Gli italiani d’Argentina progettano il futuro
Jorge Luis Borges, il più grande scrittore argentino di tutti i tempi, soleva dire una frase che gli italiani d’Argentina ripetono con malcelato orgoglio: «A volte non mi sento argentino: non ho né sangue né cognome italiani». Insomma, come dire che l’Argentina è una sorta di altra Italia oltre l’Italia. Ne è convinta María Inés Tarelli (nella foto in basso, la seconda da sinistra), coordinatrice del gruppo Laboratorio idee Italia-Argentina (LIA), un think tank di giovani professionisti, scienziati, artisti, ricercatori universitari, accomunati dall’origine italiana e da studi in tutto o in parte realizzati in Italia.

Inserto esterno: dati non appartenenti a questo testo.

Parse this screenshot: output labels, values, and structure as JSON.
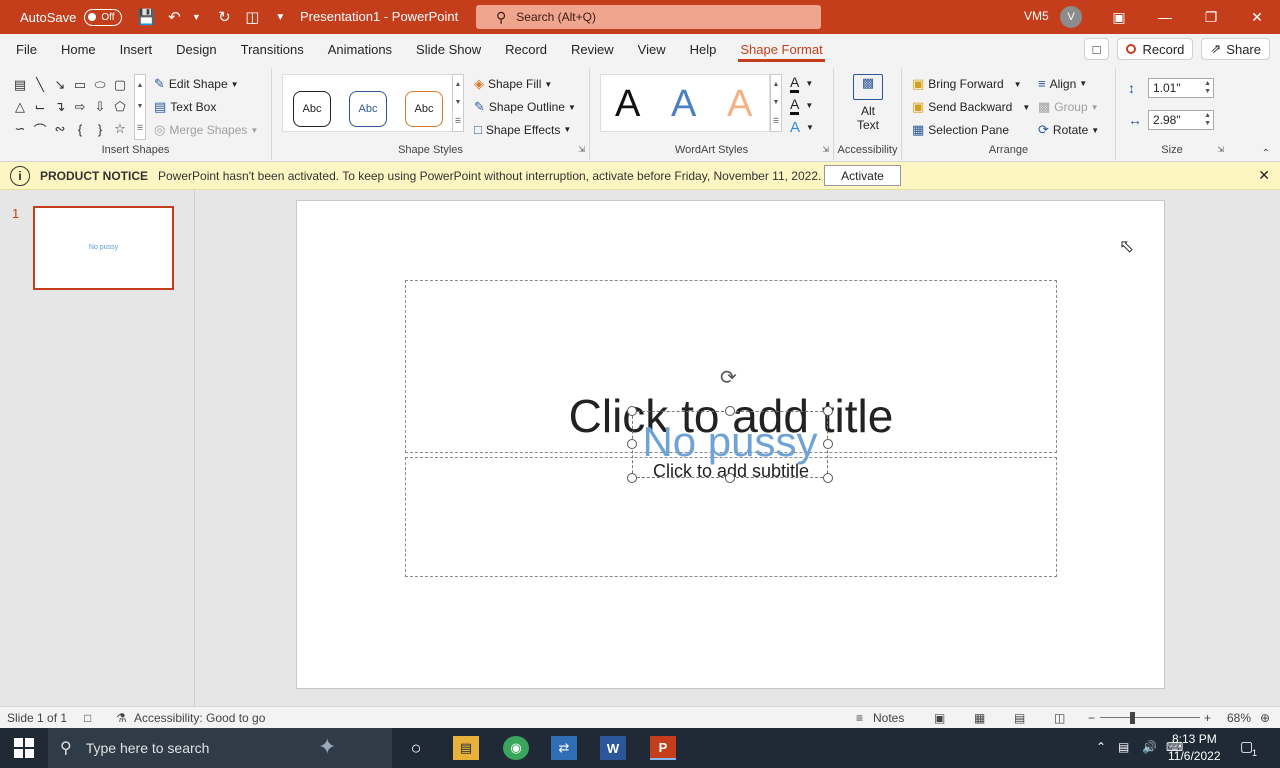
{
  "titlebar": {
    "autosave_label": "AutoSave",
    "autosave_state": "Off",
    "doc_title": "Presentation1 - PowerPoint",
    "search_placeholder": "Search (Alt+Q)",
    "user_initials": "VM5",
    "avatar_letter": "V"
  },
  "menu": {
    "tabs": [
      "File",
      "Home",
      "Insert",
      "Design",
      "Transitions",
      "Animations",
      "Slide Show",
      "Record",
      "Review",
      "View",
      "Help",
      "Shape Format"
    ],
    "active_tab": "Shape Format",
    "record_label": "Record",
    "share_label": "Share"
  },
  "ribbon": {
    "insert_shapes": {
      "label": "Insert Shapes",
      "edit_shape": "Edit Shape",
      "text_box": "Text Box",
      "merge_shapes": "Merge Shapes"
    },
    "shape_styles": {
      "label": "Shape Styles",
      "sample": "Abc",
      "shape_fill": "Shape Fill",
      "shape_outline": "Shape Outline",
      "shape_effects": "Shape Effects"
    },
    "wordart_styles": {
      "label": "WordArt Styles",
      "sample": "A"
    },
    "accessibility": {
      "label": "Accessibility",
      "alt_text_1": "Alt",
      "alt_text_2": "Text"
    },
    "arrange": {
      "label": "Arrange",
      "bring_forward": "Bring Forward",
      "send_backward": "Send Backward",
      "selection_pane": "Selection Pane",
      "align": "Align",
      "group": "Group",
      "rotate": "Rotate"
    },
    "size": {
      "label": "Size",
      "height": "1.01\"",
      "width": "2.98\""
    }
  },
  "notice": {
    "heading": "PRODUCT NOTICE",
    "message": "PowerPoint hasn't been activated. To keep using PowerPoint without interruption, activate before Friday, November 11, 2022.",
    "button": "Activate"
  },
  "thumbnails": {
    "number": "1",
    "text": "No pussy"
  },
  "slide": {
    "title_placeholder": "Click to add title",
    "subtitle_placeholder": "Click to add subtitle",
    "wordart_text": "No pussy"
  },
  "status": {
    "slide_info": "Slide 1 of 1",
    "accessibility": "Accessibility: Good to go",
    "notes": "Notes",
    "zoom": "68%"
  },
  "taskbar": {
    "search_placeholder": "Type here to search",
    "time": "8:13 PM",
    "date": "11/6/2022",
    "notif_count": "1"
  },
  "colors": {
    "brand": "#c43e1c",
    "notice_bg": "#fdf6c3",
    "wordart_blue": "#6fa3d6"
  }
}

Nato con l’appoggio del Consolato italiano, LIA ha come fine quello di «mettere a disposizione le competenze e le esperienze di ciascuno per facilitare progetti di collaborazione tra i due Paesi a tutti i livelli: economico, tecnologico, formativo, sociale, culturale».
L’italianità è così pervasiva nel tessuto socio-economico argentino, spiega Tarelli, che è ormai difficile distinguerla. «Io stessa, che sono nata a Buenos Aires, ero italiana ancor prima di esserne consapevole». La storia conferma la percezione: complici le grandi migrazioni dell’Ottocento e Novecento, oggi il 50 per cento degli argentini, per dirla alla Borges, ha sangue italiano nelle vene. «Gli italiani della prima ora fondarono qui centinaia di associazioni che aiutarono la socialità e l’integrazione nel nuovo Paese. Ma oggi non ci si può fermare a questo, si deve guardare al futuro». E il futuro è fatto anche dalle centinaia di nuovi italiani che hanno ricominciato ad arrivare in Argentina negli ultimi anni. «Un’emigrazione completamente diversa, di cui poco o nulla si sa». Non a caso il primo progetto di ricerca del LIA è proprio un’analisi qualitativa sulla recente migrazione italiana nel Paese (Epica).
Ne esce uno spaccato inedito: l’Italiano tipo ha tra i 25 e i 39 anni, viene da gran parte delle regioni italiane, ma soprattutto dalla Lombardia. Il 70 per cento ha una laurea, il 67 per cento ha fatto altre esperienze lavorative all’estero, il 75 per cento ha un lavoro. Ma ciò che è più significativo è che oltre la metà ha lasciato un impiego in Italia per trasferirsi in Argentina. Segno che il nostro Paese non è in grado di offrire posizioni adeguate ai titoli di studio, cosa che il 74 per cento degli intervistati dichiara invece di aver trovato nel nuovo Paese. Oriundi e italiani in Argentina hanno quindi un nuovo futuro davanti e alle spalle la preparazione, l’esperienza e le competenze per costruirlo insieme.
Ma hanno dalla loro anche un nuovo contesto: il presidente della Repubblica è oggi l’italo-argentino Mauricio Macri, mentre il papa è Bergoglio, l’ex arcivescovo di Buenos Aires, figlio di immigrati. C’è insomma un nuovo fermento, sottolineato anche da due recenti visite ufficiali: quella dell’ex premier Renzi e quella del presidente Mattarella, lo scorso maggio. «In questi ultimi mesi – spiega Tarelli – sono stati siglati diversi accordi di collaborazione in campo tecnologico ed economico. L’Italia è in prima linea per intensificare i rapporti tra Mercosur (Unione di alcuni Paesi latinoamericani) e Unione Europea. Le due nazioni condividono anche lo stesso tessuto economico, fatto di piccole medie imprese. Il futuro sembra promettente».
Il connubio italo-argentino funziona anche a livello sociale: «Qui gli italiani si sentono a casa. Stanno nascendo tante nuove forme di socializzazione. Dalle più complesse, come la nostra, fino agli aperitanos, dal nomignolo benevolo con cui gli argentini chiamano gli italiani. Si tratta di spritz organizzati in locali diversi di Buenos Aires, grazie al tam tam dei social media».